8 Fact is stranger than fiction
Sundance always features a strong documentary line-up — three-fifths of the new Oscar nominees, Strong Island, Last Men in Aleppo and Icarus, had their world premieres here last January. The crop at this year’s festival includes stories that are so incredible they sound made up. Take Tim Wardle’s Three Identical Strangers, about identical triplets who were separated at birth, only to stumble across one another at 19. That would be enough for most documentaries, but it’s just the tip of a sinister iceberg that becomes increasingly chilling as their adoptions are revealed to be far from the simple stories they first appeared.

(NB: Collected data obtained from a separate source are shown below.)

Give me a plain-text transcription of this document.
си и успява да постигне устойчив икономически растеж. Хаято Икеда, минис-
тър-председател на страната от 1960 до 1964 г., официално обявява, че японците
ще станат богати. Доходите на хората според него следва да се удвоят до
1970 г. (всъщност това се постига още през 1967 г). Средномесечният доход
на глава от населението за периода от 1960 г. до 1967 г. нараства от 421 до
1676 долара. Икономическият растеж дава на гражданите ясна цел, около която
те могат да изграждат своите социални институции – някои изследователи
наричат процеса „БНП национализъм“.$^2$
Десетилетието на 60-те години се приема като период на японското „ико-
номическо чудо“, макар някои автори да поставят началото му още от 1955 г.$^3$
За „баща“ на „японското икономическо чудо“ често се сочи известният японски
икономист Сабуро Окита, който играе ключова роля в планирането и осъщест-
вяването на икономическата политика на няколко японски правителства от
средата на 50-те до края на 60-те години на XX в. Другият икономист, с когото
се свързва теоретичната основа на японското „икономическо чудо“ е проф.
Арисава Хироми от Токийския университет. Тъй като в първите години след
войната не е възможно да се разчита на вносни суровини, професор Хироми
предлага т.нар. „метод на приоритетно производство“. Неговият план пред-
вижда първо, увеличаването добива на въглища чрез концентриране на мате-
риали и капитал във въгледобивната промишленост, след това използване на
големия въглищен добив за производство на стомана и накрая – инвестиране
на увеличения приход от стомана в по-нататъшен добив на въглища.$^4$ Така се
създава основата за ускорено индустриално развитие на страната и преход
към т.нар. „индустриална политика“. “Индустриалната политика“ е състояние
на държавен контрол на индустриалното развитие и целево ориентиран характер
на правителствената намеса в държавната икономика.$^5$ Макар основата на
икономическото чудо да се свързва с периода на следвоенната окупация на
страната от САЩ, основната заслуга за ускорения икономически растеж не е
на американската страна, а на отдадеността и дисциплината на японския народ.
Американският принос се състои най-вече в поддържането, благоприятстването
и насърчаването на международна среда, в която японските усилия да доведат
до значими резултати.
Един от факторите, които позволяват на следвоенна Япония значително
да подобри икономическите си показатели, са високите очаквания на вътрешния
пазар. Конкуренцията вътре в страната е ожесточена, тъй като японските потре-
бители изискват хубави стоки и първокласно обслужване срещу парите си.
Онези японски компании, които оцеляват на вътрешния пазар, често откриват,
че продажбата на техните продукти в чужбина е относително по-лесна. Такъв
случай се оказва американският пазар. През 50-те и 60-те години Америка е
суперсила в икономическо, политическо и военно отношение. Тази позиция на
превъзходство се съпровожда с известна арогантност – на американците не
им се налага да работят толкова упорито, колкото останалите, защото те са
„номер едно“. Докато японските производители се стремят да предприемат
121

9 Kelly Macdonald is puzzling
In Marc Turtletaub’s Puzzle, Kelly Macdonald puts in a strong performance as a housewife who begins to find independence after discovering . . . a love of jigsaws. Like many of the female-led films this year, the role is refreshingly cliché-free, showing the strength of Macdonald’s character despite outward appearances of fragility. When asked at the premiere if she was a natural at puzzles, the Scottish star said: “I’m really embarrassed to admit it didn’t even occur to me to do one before I started filming.” By the end of the shoot she was hooked, becoming “puzzle pen-pals” with a crew member. “We send each other pictures of the puzzles that we’ve done,” she said, quickly adding: “I don’t glue them together or anything . . . I’m not mad.”

10 Directing is dangerous
“Those people who are filmed, they are ready to get killed for religion. Me? I am ready to get killed for cinema — it’s my religion,” Talal Derki said of risking his life for his latest documentary, Of Fathers and Sons. The Syrian director gave up the safety of his home and family in Berlin to embed himself with a family of Islamist extremists in Syria for the film. He focuses on the family’s two sons, aged 13 and 12, painting a heartbreaking picture of radicalisation that begins almost at the cradle and is likely to end all too soon with a grave.